Getting started with Elasticsearch and Node.js - Part 2

In the first article in this series we created a Compose Elasticsearch deployment, created an index, added some documents and took our first look at using Elasticsearch to search in those documents. At the end of the article we left you with a question - why did a query that looked like it was trying to match "Ipswich North" return hits that didn't match the search phrase?

The answer lies in how Elasticsearch handles text in fields as they are added to the index and made ready for searching. And that's what this article will look at.

Mappings

Unless we tell it otherwise, Elasticsearch treats the text in our constituencyname field as a string, and passes it through an analyzer before it is indexed. The same analyzer is then used on the query string in your search. Without going into too much detail at this stage, what's happening is that Elasticsearch is converting the string into a series of tokens - where typically each word in the string becomes a token - and filtering out what are known as stop words - words that might appear frequently in a text but which aren't important or significant in any way.
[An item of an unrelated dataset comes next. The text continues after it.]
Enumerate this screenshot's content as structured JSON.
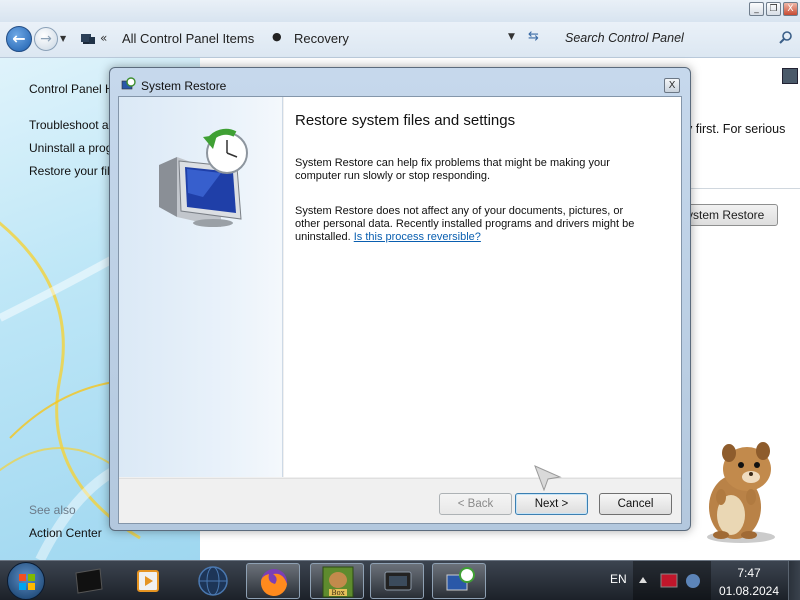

In English typically this means words such as prepositions, conjunctions and articles.

In terms of our constituencyname field this means that for the 'Central Suffolk and North Ipswich' document, we're left with a search index containing entries for four words: 'Central'; 'Suffolk'; 'North'; 'Ipswich'. Likewise, our search term is analyzed and Elasticsearch determines that we are looking for entries containing the word 'North', the word 'Ipswich', or both words. It then ranks all the positive results according to how northy and ipswichy they are. For example, if there was a constituency with the exact name of North Ipswich, it would get the highest score, for example, because it contains all the words in our search term and no words that are not in our search term.
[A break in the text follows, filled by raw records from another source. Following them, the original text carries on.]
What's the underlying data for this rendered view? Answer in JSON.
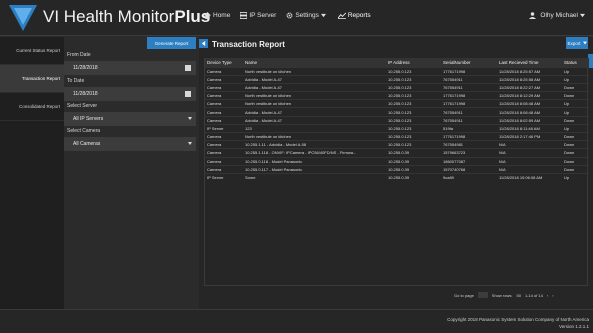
{
  "app": {
    "brand_prefix": "VI",
    "brand_name": "Health Monitor",
    "brand_suffix": "Plus"
  },
  "nav": {
    "home": "Home",
    "ip_server": "IP Server",
    "settings": "Settings",
    "reports": "Reports",
    "user": "Olhy Michael"
  },
  "sidebar": {
    "items": [
      {
        "label": "Current Status Report"
      },
      {
        "label": "Transaction Report"
      },
      {
        "label": "Consolidated Report"
      }
    ]
  },
  "filter": {
    "generate_label": "Generate Report",
    "from_label": "From Date",
    "from_value": "11/28/2018",
    "to_label": "To Date",
    "to_value": "11/28/2018",
    "server_label": "Select Server",
    "server_value": "All IP Servers",
    "camera_label": "Select Camera",
    "camera_value": "All Cameras"
  },
  "report": {
    "title": "Transaction Report",
    "export_label": "Export",
    "columns": [
      "Device Type",
      "Name",
      "IP Address",
      "SerialNumber",
      "Last Recieved Time",
      "Status"
    ],
    "rows": [
      [
        "Camera",
        "North vestibule on kitchen",
        "10.255.0.123",
        "1776171998",
        "11/28/2018 8:25:57 AM",
        "Up"
      ],
      [
        "Camera",
        "Advidia - Model A-47",
        "10.255.0.123",
        "767554911",
        "11/28/2018 8:25:58 AM",
        "Up"
      ],
      [
        "Camera",
        "Advidia - Model A-47",
        "10.255.0.123",
        "767554911",
        "11/28/2018 8:22:27 AM",
        "Down"
      ],
      [
        "Camera",
        "North vestibule on kitchen",
        "10.255.0.123",
        "1776171998",
        "11/28/2018 8:12:29 AM",
        "Down"
      ],
      [
        "Camera",
        "North vestibule on kitchen",
        "10.255.0.123",
        "1776171998",
        "11/28/2018 8:08:48 AM",
        "Up"
      ],
      [
        "Camera",
        "Advidia - Model A-47",
        "10.255.0.123",
        "767554911",
        "11/28/2018 8:08:48 AM",
        "Up"
      ],
      [
        "Camera",
        "Advidia - Model A-47",
        "10.255.0.123",
        "767554911",
        "11/28/2018 8:02:59 AM",
        "Down"
      ],
      [
        "IP Server",
        "123",
        "10.255.0.123",
        "519fa",
        "11/28/2018 8:11:48 AM",
        "Up"
      ],
      [
        "Camera",
        "North vestibule on kitchen",
        "10.255.0.123",
        "1776171998",
        "11/28/2018 2:17:46 PM",
        "Down"
      ],
      [
        "Camera",
        "10.255.1.11 - Advidia - Model A-58",
        "10.255.0.123",
        "767554981",
        "N/A",
        "Down"
      ],
      [
        "Camera",
        "10.255.1.118 - ONVIF: IPCamera - IPC56/40FD/NS - Firmwa...",
        "10.255.0.39",
        "1579663723",
        "N/A",
        "Down"
      ],
      [
        "Camera",
        "10.255.0.118 - Model Panasonic",
        "10.255.0.39",
        "1860077087",
        "N/A",
        "Down"
      ],
      [
        "Camera",
        "10.255.0.117 - Model Panasonic",
        "10.255.0.39",
        "1570740768",
        "N/A",
        "Down"
      ],
      [
        "IP Server",
        "Some",
        "10.255.0.39",
        "9ca89",
        "11/28/2018 10:06:08 AM",
        "Up"
      ]
    ],
    "goto_label": "Go to page",
    "show_rows_label": "Show rows:",
    "rows_per_page": "50",
    "range_label": "1-14 of 14"
  },
  "footer": {
    "copyright": "Copyright 2018 Panasonic System Solution Company of North America",
    "version": "Version 1.2.1.1"
  },
  "colors": {
    "accent": "#2d7fc1",
    "background": "#2b2b2b",
    "panel": "#262626"
  }
}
We don't need to go into the details of how scoring works in this article, but if you want to learn more you'll find an excellent assessment in another of our articles, How scoring works in Elasticsearch.
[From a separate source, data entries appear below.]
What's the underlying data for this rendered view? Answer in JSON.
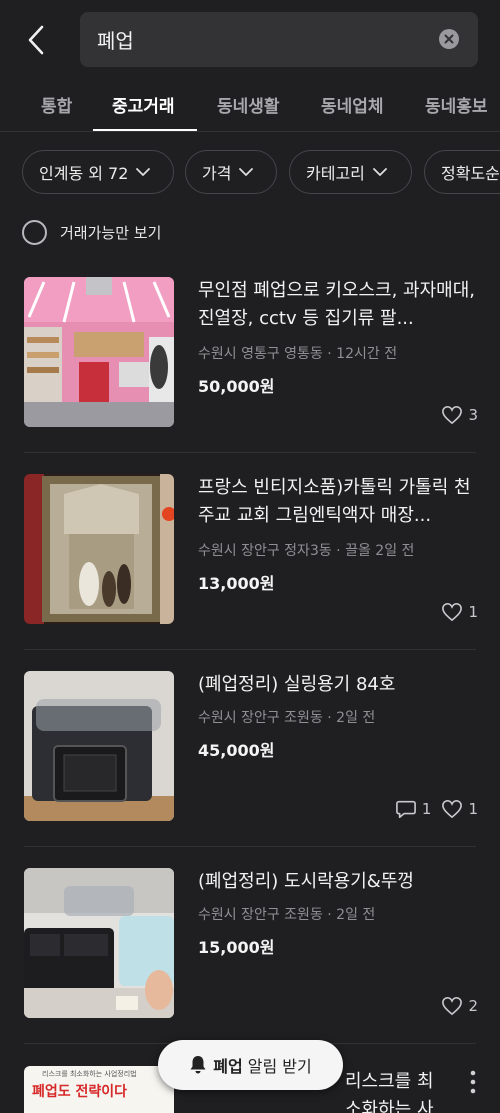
{
  "search": {
    "query": "폐업"
  },
  "tabs": [
    {
      "label": "통합"
    },
    {
      "label": "중고거래"
    },
    {
      "label": "동네생활"
    },
    {
      "label": "동네업체"
    },
    {
      "label": "동네홍보"
    }
  ],
  "filters": [
    {
      "label": "인계동 외 72"
    },
    {
      "label": "가격"
    },
    {
      "label": "카테고리"
    },
    {
      "label": "정확도순"
    }
  ],
  "available_only": {
    "label": "거래가능만 보기"
  },
  "listings": [
    {
      "title": "무인점 폐업으로 키오스크, 과자매대, 진열장, cctv 등 집기류 팔...",
      "meta": "수원시 영통구 영통동 · 12시간 전",
      "price": "50,000원",
      "likes": "3",
      "comments": ""
    },
    {
      "title": "프랑스 빈티지소품)카톨릭 가톨릭 천주교 교회 그림엔틱액자 매장...",
      "meta": "수원시 장안구 정자3동 · 끌올 2일 전",
      "price": "13,000원",
      "likes": "1",
      "comments": ""
    },
    {
      "title": "(폐업정리) 실링용기 84호",
      "meta": "수원시 장안구 조원동 · 2일 전",
      "price": "45,000원",
      "likes": "1",
      "comments": "1"
    },
    {
      "title": "(폐업정리) 도시락용기&뚜껑",
      "meta": "수원시 장안구 조원동 · 2일 전",
      "price": "15,000원",
      "likes": "2",
      "comments": ""
    },
    {
      "title": "리스크를 최소화하는 사업정리법",
      "thumb_text_1": "폐업도 전략이다",
      "thumb_text_2": "리스크를 최소화하는 사업정리법"
    }
  ],
  "notify": {
    "keyword": "폐업",
    "rest": "알림 받기"
  },
  "colors": {
    "background": "#1f1f21",
    "search_bg": "#333336",
    "chip_border": "#45454a",
    "notify_bg": "#f5f5f5"
  }
}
To search for exact terms we need to tell Elasticsearch to not analyze the constituencyname field. To do this we need to define mappings. In Elasticsearch, mappings say what sort of data you are indexing. If you don't specify any mappings, when Elasticsearch encounters a field it hasn't indexed before it will do its best to figure out what kind of data the field contains (this is called 'dynamic mapping'), and will select accordingly from one of its core field datatypes.

Defining mappings

Let's tell Elasticsearch not to analyze the constituencyname field in our constituencies type. To do this, we define index as 'not_analyzed'. When setting the index attribute, type is a required attribute, so we will set that to 'string' since we expect the field to contain text strings. Create a new file and add the following:

var client = require('./connection.js');

client.indices.putMapping({  
  index: 'gov',
  type: 'constituencies',
  body: {
    properties: {
      'constituencyname': {
        'type': 'string', // type is a required attribute if index is specified
        'index': 'not_analyzed'
      },
    }
  }
},function(err,resp,status){
    if (err) {
      console.log(err);
    }
    else {
      console.log(resp);
    }
});

What this says to Elasticsearch is 'treat the constituencyname field as a string, but don't analyze it'. Save the file as mappings.js and run it.

Oops. You should see a nasty looking RemoteTransportException error which includes some details of problems with the constituencyname field:

MergeMappingException[Merge failed with failures {[mapper [constituencyname] has different index values, mapper [constituencyname] has different tokenize values, mapper [constituencyname] has different index_analyzer]}]  

The problem is that we have already defined a mapping for this field, or rather we've already let Elasticsearch define one for us when we indexed the constituencies data in part 1. In Elasticsearch you can't simply redefine a mapping for an existing field, but you can see what mappings Elasticsearch has defined with getMapping. Create a new file, getmappings.js, and add the following:

var client = require('./connection.js');

client.indices.getMapping({  
    index: 'gov',
    type: 'constituencies',
  },
function (error,response) {  
    if (error){
      console.log(error.message);
    }
    else {
      console.log("Mappings:\n",response.gov.mappings.constituencies.properties);
    }
});

Run getmappings.js and Elasticsearch will return information on the existing mappings for your fields:

Mappings:  
 { ConstituencyID: { type: 'string' },
  ConstituencyName: { type: 'string' },
  ConstituencyType: { type: 'string' },
  Electorate: { type: 'long' },
  ValidVotes: { type: 'long' },
  constituencyID: { type: 'string' },
  constituencyname: { type: 'string' },
  constituencytype: { type: 'string' },
  country: { type: 'string' },
  county: { type: 'string' },
  electorate: { type: 'long' },
  region: { type: 'string' },
  regionID: { type: 'string' },
  validvotes: { type: 'long' } }

We can see that most of the fields were indexed as strings, which makes sense, while electorate and validvotes were indexed as long, which is the default field type Elasticsearch chooses for whole numbers.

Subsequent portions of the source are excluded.